Benefits in Forensics
Another important use of DNA fingerprinting lies in the area of forensics as a tool for use in criminal justice cases. This type of benefit has gained much attention because of high profile murder cases that are solved with DNA evidence and because of the popularization of TV series with criminal investigations based on medical or scientific evidence.
Since DNA is contained in almost every cell, any tiny part of a person's body may be used to identify them. It may be a tiny piece of hair or a small drop of blood. These can be used to identify a victim (for example a person who has been murdered and fingerprints burned) or a criminal (as in rape cases where male body fluid left in a victim’s body can be used to identify the perpetrator).
The technology has also been successfully used to exonerate the innocent. For example, the first use of DNA fingerprinting in criminology was in 1986 and it was used to demonstrate that a man, Richard Buckland, who had been accused of murdering two schoolgirls could not have committed the crimes.
Benefits in Agriculture and Other Areas
Although this technology is mainly used in forensics and paternity tests, there are many other areas where it is being successfully applied.
In agriculture DNA fingerprinting is increasingly being used for variety identification–that is, to know if a seed is really from the variety being claimed. Also, genetic profiling is utilized to detect genetically modified organisms in agriculture. More specifically, markers have been used for characterization and determination of genetic diversity of tea to find genetic relatedness. Interestingly, and with the advent of herbal preparations and alternative medicine, DNA fingerprinting of herbal preparations could be useful in herbal origin authentication, and for the various claims of medical uses related to some of these plants.

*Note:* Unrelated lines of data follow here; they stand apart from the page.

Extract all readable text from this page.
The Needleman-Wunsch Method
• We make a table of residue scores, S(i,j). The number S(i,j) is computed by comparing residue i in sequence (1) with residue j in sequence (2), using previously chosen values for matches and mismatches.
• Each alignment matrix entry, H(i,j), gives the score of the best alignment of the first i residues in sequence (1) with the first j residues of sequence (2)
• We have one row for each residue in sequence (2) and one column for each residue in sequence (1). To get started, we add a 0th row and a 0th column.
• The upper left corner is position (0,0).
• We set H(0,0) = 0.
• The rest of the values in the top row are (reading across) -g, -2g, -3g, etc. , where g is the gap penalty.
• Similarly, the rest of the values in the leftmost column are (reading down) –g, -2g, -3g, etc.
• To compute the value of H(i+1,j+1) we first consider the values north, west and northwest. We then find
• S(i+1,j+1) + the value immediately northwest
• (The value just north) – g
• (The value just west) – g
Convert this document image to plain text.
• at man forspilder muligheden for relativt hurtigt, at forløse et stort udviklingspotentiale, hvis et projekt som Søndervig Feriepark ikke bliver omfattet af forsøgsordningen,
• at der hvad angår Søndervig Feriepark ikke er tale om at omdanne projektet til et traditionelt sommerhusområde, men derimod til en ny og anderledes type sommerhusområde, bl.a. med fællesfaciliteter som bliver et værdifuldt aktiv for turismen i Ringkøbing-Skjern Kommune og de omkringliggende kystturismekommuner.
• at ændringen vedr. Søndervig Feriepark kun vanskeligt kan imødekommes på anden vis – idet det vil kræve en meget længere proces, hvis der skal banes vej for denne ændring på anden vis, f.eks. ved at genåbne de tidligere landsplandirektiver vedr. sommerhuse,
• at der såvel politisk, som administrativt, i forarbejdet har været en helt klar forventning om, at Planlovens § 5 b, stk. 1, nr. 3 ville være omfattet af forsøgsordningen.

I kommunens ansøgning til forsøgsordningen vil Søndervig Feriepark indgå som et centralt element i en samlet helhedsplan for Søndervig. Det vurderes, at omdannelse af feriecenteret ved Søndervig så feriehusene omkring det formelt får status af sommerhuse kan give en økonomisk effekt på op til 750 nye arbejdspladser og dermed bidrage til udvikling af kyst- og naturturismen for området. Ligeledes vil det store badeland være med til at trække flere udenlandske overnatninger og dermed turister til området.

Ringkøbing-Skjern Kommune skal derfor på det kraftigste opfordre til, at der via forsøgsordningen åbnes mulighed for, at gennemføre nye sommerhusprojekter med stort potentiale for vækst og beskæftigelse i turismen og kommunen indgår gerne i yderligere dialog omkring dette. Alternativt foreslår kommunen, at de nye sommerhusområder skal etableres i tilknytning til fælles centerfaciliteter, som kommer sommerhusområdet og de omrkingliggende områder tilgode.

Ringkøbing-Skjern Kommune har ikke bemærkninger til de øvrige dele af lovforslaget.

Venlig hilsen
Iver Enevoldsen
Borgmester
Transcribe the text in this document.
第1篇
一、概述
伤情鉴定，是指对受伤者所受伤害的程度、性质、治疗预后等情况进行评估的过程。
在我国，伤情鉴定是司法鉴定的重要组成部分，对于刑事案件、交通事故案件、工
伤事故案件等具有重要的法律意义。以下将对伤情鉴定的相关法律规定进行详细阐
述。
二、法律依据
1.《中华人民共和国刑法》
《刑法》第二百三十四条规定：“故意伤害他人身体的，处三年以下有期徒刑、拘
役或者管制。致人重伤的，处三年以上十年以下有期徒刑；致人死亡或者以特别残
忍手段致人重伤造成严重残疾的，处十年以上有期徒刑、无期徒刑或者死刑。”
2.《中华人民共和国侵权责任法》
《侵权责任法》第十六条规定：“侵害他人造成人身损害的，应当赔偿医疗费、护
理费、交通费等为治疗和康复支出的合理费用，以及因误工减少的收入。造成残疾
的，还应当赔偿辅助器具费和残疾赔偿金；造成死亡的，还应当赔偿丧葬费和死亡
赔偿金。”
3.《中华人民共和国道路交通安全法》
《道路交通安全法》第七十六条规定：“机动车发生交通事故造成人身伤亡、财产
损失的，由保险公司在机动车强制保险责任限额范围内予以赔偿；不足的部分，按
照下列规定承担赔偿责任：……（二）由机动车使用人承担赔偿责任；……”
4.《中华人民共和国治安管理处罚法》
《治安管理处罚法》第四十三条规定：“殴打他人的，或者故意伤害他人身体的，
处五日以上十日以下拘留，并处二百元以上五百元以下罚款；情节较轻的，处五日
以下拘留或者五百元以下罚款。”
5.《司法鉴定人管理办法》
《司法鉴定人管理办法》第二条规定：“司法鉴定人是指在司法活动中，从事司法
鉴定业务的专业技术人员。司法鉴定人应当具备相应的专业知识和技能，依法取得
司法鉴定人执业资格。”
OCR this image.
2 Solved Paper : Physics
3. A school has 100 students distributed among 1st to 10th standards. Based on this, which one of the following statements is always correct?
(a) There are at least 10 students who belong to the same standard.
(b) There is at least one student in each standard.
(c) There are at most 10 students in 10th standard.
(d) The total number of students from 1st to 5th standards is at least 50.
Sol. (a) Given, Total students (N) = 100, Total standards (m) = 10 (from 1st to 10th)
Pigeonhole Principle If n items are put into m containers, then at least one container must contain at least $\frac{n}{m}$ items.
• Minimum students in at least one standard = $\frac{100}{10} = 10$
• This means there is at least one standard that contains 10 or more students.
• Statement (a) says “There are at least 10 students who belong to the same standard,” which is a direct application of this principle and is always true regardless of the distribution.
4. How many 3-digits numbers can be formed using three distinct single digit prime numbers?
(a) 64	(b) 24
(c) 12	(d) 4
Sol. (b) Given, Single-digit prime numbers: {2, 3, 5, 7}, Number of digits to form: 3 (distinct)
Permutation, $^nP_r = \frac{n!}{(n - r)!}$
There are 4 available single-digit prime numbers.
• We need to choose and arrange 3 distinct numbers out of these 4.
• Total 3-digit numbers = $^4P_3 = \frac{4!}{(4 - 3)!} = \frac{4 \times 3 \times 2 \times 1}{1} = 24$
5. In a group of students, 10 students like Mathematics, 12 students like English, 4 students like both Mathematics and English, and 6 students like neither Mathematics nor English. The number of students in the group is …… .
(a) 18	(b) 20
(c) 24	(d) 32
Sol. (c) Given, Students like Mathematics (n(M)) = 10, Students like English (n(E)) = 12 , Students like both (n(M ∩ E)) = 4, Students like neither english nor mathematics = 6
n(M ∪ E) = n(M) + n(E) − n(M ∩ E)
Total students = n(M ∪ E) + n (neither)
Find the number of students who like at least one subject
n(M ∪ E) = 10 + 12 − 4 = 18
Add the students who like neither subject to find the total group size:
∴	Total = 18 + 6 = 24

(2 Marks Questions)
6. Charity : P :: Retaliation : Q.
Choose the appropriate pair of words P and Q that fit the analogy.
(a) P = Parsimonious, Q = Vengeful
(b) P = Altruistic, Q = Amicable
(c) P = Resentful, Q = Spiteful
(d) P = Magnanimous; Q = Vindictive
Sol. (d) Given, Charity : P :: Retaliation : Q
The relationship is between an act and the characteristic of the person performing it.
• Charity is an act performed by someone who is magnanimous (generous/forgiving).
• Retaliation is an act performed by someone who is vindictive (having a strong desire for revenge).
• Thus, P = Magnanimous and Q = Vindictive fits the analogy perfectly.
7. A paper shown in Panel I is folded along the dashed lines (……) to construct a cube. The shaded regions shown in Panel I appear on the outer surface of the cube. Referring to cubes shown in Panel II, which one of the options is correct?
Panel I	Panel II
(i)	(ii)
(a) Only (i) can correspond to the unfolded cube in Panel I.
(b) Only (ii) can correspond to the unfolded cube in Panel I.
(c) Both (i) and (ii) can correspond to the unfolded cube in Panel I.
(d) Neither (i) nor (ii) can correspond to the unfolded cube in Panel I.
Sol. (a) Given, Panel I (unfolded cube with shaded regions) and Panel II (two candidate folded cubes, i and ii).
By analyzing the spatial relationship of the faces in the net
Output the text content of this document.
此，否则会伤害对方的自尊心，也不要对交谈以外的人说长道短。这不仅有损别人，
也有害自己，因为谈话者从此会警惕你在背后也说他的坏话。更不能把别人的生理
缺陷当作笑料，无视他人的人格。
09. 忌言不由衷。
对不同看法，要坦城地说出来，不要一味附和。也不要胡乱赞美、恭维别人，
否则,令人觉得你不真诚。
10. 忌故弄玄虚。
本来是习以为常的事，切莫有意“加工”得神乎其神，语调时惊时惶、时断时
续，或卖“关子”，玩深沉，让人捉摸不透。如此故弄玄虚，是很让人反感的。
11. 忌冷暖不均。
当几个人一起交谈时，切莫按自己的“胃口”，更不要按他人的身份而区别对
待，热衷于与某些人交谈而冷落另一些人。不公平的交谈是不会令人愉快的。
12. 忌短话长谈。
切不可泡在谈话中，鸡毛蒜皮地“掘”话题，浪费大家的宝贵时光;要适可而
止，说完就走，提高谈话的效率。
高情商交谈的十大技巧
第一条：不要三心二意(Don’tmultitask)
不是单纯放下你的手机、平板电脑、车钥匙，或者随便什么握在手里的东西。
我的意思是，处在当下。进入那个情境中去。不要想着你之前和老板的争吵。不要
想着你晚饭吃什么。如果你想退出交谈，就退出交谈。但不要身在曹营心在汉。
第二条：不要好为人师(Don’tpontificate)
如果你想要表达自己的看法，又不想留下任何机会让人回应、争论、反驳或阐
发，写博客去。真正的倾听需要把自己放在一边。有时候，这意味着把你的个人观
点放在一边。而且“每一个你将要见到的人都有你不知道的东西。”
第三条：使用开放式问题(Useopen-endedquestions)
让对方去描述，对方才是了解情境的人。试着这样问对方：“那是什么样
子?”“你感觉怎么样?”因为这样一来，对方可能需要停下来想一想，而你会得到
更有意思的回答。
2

In animals where lineage is important (race horses, dogs, etc) DNA fingerprinting can be used for parentage testing, and to help identify and breed thoroughbred horses for example. Although DNA fingerprinting is not failure-proof it has a high rate of success. Some legal questions may exist regarding the conclusiveness of certain DNA profiling but overall it is a highly secure technique.
Fridell, R. 2001. DNA fingerprinting: the ultimate identity. Franklin Watts Pub.
Weising, K. 2005. DNA fingerprinting in plants: principles, methods, and applications. CRC Press.